The girls were beside themselves with excitement Friday morning; Clint was going to drive them into town for the parade on the ancient golf cart that Dodge kept in the shed. The girls were wearing what had become their summer uniforms: jean shorts over their swimsuits, hair in high ponytails. Camille had on a bikini top, slightly on the skimpy side, and one that I had never before seen. I was sitting with Aunt Ellen and Gran, sipping coffee, and watching my girls make their way into the café, debating whether or not to say something about my eldest's mostly-bare torso. Gran, however, took the decision out of my hands, gesturing with her cane and wondering aloud, “Camille, what's that dental floss around your neck?”
Aunt Ellen hid a smile in her coffee; I watched, ready to do damage control if necessary.
Camille knelt near Gran's chair and hooked her wrist over the back of it, giving her great-granny a winning smile. For a second she looked exactly like her father. She said, “Gran, it's just my bathing suit.”
Gran harrumphed, not one to be easily charmed. “Well, one tug on those strings and you'll be bare naked from the waist up, girl.”
Ruthie came to give me a kiss, but Tish laughed, loving every moment of Gran scolding her big sister. Camille shot me a look that clearly asked for help. I sighed, torn between Gran's authority and my own. At long last I said, “Bring a t-shirt along, honey, just in case.”
“I was going to anyway,” she let me know, sounding the slightest bit defiant.
“Fabulous,” I replied, matching her tone with an edge of sarcasm.
The girls took off with Clint minutes later.
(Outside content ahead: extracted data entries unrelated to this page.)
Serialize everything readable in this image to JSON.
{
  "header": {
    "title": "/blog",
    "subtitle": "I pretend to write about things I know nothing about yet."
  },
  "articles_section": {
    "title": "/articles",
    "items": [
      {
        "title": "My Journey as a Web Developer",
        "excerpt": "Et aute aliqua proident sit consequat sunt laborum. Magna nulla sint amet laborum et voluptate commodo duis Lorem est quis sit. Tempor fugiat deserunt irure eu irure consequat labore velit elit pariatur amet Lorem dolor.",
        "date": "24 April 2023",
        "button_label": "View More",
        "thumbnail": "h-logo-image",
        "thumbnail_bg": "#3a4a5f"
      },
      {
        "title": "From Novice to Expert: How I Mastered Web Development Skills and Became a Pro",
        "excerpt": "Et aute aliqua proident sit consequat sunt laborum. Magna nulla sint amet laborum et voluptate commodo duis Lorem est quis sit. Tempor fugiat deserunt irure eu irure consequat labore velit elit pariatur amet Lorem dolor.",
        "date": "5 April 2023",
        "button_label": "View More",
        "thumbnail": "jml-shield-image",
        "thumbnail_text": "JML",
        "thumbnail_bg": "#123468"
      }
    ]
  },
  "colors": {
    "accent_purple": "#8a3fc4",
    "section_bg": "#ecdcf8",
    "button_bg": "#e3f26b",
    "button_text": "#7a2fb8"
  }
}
I was mildly concerned that her older sisters wouldn't keep an eye on Ruthie, but then reminded myself that she was twelve, not a toddler, and was headed into Landon, not downtown Chicago. Jilly and I had run wild all around Landon, the lake, and Shore Leave since the summer we were seven and eight. Probably even earlier. Besides, I planned to join them after the lunch crowd was gone, nostalgic for the decorations that hadn't changed since I was a kid: the huge plaster replica of a rainbow trout, the nets, lures and poles strung between all the local businesses, the scent of fish and cheese curds frying. It would make a native Chicagoan cringe and run in the opposite direction; fortunately my girls had spent enough time here to refrain from being judgmental.
We watched as the four of them, Clint and Tish in the front, Camille and Ruthie in back, clung to the roll bars as Clint hightailed it down the gravel road. I could hear their laughter through the screen door, and sighed, depression momentarily almost crushing me as I contemplated how long it had been since I'd laughed that way. I mentally scolded myself in the next moment for being so morbid, when Aunt Ellen commented, “It seems like yesterday that was you and Jillian.”
“I know, it's scary how fast time flies,” I agreed, shoulders sagging a little. I bolstered myself with a sip of the strong coffee.
“Things will get better, Joey,” Gran said then, elbows braced on the tabletop, her own mug just inches below her chin as she studied me. It was uncharacteristic of her to be so optimistic. I waited too long to reply, feeling the familiar sting of unshed tears, and Gran went on, “I hear you crying at night, sweetie, just like that sad song on your radio that we hear again and again.”